The woman who was effectively our guide was a deputy foreign minister named Amina. At one point, we apologized that we weren’t able to bring better gifts and help to the Rojavans, who were suffering so under the embargo. And she said: ‘In the end, that isn’t very important. We have the one thing no one can ever give you. We have our freedom. You don’t. We only wish there was some way we could give that to you.’
I am by temperament an optimist, I seek out situations which bear some promise. I don’t think there’s any guarantee this one will work out in the end, that it won’t be crushed, but it certainly won’t [last] if everyone decides in advance that no revolution is possible and refuse to give active support, or even devote their efforts to attacking it or increasing its isolation, which many do.
If there’s something I’m aware of, that others aren’t, perhaps it’s the fact that history isn’t over.
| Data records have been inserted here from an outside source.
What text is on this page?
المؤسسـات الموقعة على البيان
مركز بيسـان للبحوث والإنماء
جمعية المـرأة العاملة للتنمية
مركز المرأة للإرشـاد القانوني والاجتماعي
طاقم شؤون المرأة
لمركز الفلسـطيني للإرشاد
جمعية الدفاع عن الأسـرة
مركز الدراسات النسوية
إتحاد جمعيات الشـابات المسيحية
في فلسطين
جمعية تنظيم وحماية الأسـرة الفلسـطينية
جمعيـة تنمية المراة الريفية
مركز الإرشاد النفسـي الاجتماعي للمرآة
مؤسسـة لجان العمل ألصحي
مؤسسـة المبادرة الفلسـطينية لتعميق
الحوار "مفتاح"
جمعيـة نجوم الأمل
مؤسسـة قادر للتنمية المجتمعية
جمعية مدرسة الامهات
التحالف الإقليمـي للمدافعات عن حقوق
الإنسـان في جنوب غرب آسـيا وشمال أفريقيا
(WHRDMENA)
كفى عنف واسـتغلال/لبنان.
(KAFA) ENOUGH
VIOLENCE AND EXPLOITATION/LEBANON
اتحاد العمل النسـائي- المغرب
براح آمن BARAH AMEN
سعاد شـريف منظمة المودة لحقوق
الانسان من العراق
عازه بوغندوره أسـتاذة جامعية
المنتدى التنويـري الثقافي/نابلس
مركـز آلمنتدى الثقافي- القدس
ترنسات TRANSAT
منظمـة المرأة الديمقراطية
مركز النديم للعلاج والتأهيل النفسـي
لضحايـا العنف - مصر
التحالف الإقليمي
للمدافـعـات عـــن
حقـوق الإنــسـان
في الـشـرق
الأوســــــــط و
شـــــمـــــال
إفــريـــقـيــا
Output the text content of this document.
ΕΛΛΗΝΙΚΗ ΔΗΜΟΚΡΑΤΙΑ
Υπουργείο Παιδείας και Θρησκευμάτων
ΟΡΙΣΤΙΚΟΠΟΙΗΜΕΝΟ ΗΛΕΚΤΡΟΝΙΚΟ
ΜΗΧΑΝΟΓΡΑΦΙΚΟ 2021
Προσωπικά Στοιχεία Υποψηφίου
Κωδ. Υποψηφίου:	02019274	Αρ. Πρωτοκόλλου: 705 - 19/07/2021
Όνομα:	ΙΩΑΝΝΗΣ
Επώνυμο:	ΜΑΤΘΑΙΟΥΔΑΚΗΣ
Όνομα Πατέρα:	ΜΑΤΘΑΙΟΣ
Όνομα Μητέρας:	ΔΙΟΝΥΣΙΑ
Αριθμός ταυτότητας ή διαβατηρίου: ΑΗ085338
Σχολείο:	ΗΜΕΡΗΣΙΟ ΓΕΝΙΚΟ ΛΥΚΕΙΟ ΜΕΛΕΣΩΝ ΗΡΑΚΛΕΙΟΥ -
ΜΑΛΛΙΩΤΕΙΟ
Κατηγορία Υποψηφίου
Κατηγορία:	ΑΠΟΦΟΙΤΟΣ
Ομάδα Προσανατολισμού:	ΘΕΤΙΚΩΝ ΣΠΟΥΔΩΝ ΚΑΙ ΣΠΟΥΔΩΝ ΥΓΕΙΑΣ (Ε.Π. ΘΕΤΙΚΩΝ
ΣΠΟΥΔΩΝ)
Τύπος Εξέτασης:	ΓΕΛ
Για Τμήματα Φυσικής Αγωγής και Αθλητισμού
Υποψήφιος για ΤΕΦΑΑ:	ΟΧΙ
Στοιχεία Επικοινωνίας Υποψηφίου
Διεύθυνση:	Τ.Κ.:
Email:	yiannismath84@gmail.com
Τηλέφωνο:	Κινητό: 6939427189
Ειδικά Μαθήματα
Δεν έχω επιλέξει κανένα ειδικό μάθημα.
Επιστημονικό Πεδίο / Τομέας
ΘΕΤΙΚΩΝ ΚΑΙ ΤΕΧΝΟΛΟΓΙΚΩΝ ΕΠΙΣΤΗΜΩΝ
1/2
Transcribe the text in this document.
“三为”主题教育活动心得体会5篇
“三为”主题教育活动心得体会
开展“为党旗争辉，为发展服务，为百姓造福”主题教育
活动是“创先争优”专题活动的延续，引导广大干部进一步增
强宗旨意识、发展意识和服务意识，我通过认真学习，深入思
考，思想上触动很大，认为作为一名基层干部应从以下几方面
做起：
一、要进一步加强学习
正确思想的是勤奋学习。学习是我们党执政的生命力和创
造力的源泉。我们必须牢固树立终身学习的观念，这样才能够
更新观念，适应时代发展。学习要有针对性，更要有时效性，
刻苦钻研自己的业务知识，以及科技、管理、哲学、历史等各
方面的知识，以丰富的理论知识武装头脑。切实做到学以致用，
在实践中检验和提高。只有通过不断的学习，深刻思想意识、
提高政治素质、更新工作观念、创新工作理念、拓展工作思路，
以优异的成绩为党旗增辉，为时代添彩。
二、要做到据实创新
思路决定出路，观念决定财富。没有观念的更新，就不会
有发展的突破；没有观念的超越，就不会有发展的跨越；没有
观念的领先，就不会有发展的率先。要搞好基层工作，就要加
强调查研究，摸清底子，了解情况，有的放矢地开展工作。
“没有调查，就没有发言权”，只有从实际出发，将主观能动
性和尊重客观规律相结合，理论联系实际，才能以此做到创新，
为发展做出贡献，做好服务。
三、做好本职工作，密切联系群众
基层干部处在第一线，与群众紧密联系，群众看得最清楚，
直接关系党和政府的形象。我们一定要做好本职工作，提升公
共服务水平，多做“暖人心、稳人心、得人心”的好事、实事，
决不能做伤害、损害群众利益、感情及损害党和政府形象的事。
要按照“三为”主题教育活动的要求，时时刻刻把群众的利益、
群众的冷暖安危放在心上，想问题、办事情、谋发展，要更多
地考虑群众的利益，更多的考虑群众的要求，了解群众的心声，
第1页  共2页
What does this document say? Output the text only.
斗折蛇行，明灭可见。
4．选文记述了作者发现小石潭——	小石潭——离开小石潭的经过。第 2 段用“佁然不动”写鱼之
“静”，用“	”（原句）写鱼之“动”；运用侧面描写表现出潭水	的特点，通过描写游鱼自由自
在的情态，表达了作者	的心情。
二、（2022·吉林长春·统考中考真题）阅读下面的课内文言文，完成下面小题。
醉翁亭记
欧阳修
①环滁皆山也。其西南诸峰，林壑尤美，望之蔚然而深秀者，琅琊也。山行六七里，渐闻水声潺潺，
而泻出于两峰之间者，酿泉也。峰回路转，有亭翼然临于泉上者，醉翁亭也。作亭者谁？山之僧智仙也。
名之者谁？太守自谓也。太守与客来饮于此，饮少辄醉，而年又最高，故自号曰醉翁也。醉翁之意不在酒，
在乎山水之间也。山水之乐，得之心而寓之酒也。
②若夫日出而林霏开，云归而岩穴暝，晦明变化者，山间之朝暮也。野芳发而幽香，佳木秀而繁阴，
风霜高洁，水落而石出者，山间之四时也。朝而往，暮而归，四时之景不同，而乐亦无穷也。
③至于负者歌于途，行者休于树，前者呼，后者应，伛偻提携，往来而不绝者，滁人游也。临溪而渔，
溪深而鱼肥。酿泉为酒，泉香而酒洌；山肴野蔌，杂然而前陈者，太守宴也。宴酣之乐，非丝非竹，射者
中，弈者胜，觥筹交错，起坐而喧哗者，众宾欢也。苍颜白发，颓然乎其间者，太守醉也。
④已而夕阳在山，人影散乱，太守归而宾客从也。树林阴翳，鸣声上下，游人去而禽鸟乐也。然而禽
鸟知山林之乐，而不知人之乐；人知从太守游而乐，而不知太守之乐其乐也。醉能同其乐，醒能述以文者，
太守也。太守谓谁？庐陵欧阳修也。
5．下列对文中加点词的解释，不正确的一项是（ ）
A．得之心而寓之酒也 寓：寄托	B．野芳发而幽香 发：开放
Capitalists have made a mighty effort these past 30 or 40 years to convince people that current economic arrangements–not even capitalism, but the peculiar, financialized, semi-feudal form of capitalism we happen to have today–is the only possible economic system. They’ve put far more effort into that than they have into actually creating a viable global capitalist system. As a result the system is breaking down all around us at just the moment when everyone has lost the ability to imagine anything else.
I think it’s pretty obvious that in 50 years, capitalism in any form we’d recognize, and probably in any form at all, will be gone. Something else will have replaced it. That something might not be better. It might be even worse. It seems to me for that very reason it’s our responsibility, as intellectuals, or just as thoughtful human beings, to try to at least think about what something better might look like. And if there are people actually trying to create that better thing, it’s our responsibility to help them out.